Setelah Reformasi, Singapura menjadi rumah yang aman dan nyaman bagi para pemilik bank dan pebisnis lain yang meraup dana "BLBI'. Kenyamanan yang baru terusik setelah kita membahas perjanjian ekstradisi baru-baru ini. Dengan sejarah yang begitu kental, semestinya hubungan antartetangga ini dapat lebih dipererat lagi. Sekat-sekat psikologis seharusnya ditipiskan sampai hilang sama sekali. Saat ini, sekat psikologis itu masih terasa tebal.
Perlakuan Bandara Changi terhadap penumpang pesawat dari Indonesia menjadi salah satu potret tebalnya sekat psikologis tersebut. Setiap penumpang dari Indonesia digiring untuk diperiksa secara ekstraketat, bila perlu harus melepas sepatu. Travelator pun tak boleh digunakan. Penumpang dari negara lain tidak diperlakukan seperti itu.

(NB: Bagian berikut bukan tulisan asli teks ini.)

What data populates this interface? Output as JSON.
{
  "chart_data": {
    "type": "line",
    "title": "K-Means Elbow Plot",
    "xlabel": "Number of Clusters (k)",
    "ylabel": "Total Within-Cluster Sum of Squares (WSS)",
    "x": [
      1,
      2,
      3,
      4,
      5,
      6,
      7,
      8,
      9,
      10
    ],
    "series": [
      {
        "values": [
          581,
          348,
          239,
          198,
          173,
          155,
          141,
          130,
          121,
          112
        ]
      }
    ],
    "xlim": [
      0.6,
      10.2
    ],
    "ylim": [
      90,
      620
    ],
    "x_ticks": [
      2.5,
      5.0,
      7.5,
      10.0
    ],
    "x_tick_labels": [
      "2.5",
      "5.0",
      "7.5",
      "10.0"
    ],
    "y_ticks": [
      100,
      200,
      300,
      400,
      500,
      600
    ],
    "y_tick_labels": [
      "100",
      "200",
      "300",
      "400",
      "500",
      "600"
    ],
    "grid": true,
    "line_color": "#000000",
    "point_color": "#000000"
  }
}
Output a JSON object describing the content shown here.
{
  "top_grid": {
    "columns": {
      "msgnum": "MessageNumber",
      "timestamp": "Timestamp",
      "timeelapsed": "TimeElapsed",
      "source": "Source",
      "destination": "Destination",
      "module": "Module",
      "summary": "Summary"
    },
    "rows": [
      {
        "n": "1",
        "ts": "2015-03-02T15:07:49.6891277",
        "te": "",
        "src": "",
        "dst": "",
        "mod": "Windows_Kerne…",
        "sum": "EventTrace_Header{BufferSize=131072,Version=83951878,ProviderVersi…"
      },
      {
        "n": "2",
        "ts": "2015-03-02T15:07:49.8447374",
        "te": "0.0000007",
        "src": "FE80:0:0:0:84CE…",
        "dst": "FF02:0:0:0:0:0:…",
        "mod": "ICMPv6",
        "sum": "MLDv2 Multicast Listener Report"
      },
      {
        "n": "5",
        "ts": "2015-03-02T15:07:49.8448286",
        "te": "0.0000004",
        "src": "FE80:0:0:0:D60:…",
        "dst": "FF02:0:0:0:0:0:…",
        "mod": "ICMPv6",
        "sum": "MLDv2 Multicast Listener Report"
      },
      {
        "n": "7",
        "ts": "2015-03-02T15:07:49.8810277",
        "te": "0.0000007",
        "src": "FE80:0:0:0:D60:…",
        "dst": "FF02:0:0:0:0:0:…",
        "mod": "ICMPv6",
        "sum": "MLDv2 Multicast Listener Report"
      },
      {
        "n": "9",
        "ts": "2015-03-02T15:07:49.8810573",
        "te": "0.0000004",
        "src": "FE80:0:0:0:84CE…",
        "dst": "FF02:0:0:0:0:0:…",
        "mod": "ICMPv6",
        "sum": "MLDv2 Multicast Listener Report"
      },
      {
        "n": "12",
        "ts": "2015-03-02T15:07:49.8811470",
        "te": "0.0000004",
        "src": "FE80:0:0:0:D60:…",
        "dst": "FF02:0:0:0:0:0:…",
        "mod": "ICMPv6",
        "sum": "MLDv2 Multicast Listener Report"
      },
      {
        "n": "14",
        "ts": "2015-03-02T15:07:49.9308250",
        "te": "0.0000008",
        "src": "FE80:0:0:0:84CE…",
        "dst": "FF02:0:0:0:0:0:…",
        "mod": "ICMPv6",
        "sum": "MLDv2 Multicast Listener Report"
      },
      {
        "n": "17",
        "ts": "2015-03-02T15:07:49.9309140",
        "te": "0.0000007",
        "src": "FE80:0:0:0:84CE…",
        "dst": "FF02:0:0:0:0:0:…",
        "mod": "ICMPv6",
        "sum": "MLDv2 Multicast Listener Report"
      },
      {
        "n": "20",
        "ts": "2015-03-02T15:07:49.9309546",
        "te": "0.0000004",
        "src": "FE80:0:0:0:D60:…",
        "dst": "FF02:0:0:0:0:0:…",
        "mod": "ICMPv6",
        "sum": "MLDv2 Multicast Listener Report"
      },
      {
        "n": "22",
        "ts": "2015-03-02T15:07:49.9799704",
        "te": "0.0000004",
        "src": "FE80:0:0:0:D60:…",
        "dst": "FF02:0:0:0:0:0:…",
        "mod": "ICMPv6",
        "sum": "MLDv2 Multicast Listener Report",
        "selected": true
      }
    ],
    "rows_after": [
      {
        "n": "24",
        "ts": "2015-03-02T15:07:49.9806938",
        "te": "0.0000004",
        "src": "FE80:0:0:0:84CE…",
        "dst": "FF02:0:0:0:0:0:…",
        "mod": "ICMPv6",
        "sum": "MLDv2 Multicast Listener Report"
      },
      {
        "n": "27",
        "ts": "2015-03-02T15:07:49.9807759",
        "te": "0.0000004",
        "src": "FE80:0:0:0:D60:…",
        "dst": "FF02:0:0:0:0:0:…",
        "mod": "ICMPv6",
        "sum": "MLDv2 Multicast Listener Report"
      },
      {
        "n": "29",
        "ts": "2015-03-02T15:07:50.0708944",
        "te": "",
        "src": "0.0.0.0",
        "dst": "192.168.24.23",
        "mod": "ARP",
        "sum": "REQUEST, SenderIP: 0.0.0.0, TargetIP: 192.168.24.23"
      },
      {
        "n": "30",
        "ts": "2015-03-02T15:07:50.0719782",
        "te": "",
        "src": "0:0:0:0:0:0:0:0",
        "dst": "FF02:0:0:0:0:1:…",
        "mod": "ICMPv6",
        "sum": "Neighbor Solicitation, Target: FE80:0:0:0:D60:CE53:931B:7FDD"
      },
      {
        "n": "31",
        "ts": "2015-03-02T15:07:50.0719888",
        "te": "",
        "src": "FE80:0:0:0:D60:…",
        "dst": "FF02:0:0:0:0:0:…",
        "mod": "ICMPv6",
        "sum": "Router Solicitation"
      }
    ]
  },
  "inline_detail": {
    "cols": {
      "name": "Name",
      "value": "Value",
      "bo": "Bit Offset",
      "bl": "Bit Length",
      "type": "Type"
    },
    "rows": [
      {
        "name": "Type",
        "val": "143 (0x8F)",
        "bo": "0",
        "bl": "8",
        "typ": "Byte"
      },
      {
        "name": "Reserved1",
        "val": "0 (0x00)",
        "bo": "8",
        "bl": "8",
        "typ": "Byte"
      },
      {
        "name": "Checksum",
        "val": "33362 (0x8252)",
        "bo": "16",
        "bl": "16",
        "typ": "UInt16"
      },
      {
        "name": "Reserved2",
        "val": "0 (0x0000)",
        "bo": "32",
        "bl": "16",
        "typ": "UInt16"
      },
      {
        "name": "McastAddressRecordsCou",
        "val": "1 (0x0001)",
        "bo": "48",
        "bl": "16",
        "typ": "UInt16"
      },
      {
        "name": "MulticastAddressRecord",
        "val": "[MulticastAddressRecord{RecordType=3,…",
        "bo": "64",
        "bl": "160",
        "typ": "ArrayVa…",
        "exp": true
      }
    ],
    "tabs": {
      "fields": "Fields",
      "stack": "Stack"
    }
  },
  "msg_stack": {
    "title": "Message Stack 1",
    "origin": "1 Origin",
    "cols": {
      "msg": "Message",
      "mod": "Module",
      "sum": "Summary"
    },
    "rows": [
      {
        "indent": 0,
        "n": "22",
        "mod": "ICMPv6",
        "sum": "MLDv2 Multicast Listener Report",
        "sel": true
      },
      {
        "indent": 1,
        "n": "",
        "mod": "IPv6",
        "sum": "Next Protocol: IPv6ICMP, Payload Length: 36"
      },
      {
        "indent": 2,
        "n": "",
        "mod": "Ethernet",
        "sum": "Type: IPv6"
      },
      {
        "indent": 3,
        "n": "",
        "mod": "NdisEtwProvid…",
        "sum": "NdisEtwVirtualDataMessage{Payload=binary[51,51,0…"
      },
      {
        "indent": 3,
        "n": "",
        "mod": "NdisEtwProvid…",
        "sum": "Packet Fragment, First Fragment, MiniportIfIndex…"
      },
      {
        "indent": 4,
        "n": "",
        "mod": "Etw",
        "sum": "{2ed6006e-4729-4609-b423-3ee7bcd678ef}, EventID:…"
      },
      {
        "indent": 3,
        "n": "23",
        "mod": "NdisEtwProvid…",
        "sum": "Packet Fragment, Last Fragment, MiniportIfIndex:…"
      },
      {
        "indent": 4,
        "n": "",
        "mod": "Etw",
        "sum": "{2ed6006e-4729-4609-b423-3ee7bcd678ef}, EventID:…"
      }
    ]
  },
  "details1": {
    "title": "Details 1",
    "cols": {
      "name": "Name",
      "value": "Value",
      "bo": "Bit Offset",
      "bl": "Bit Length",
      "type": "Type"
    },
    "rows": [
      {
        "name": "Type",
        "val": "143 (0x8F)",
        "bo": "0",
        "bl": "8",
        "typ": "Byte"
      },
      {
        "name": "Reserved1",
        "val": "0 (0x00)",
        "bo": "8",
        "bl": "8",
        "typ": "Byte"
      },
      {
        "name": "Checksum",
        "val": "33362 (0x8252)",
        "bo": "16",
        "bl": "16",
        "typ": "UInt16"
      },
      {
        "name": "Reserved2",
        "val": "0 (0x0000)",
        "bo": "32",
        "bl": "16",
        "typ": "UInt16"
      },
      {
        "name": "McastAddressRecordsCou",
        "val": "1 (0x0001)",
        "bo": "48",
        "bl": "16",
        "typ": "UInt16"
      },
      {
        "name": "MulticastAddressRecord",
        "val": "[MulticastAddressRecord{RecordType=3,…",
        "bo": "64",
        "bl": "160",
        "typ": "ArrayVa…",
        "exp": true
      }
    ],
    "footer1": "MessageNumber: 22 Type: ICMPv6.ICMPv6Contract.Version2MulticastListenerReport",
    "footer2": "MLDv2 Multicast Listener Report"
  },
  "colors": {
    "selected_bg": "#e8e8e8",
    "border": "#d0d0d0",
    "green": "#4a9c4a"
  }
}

Arti tindakan itu adalah bahwa mereka tidak percaya pada sistem pengamanan bandara-bandara kita. Padahal Srilanka, bahkan India, saat ini lebih tidak aman dibanding kita.
Semula saya menyangka para pemimpin kita akan tersinggung atas diskriminasi itu. Tapi, tampaknya tidak. Para pejabat kita tampak biasa-biasa saja dengan perlakuan khusus itu. Barangkali para pejabat percaya bahwa kita memang bangsa yang layak direndahkan. Bukan karena kita banyak yang miskin, namun karena kita begitu terbiasa korupsi, tak bersungguh-sungguh mengurus kepentingan publik, masih saja memuja budaya feodal dan fatalis, defensif terhadap kritik dan masukan, serta suka ternganga melihat kesuksesan orang lain tanpa mau mempelajarinya. Bangsa dengan karakter seperti itu memang layak untuk direndahkan. Tidak keliru bila Singapura memandang kita seperti selama ini.
Namun, Singapura juga tak bersikap seperti itu. Kita bukan sekadar tetangga, namun juga saudara. Kemajuan negeri ini akan selalu berpengaruh pada kemajuan Singapura. Jadi, masihkah akan merendahkan dan mendiskriminasi seperti selama ini?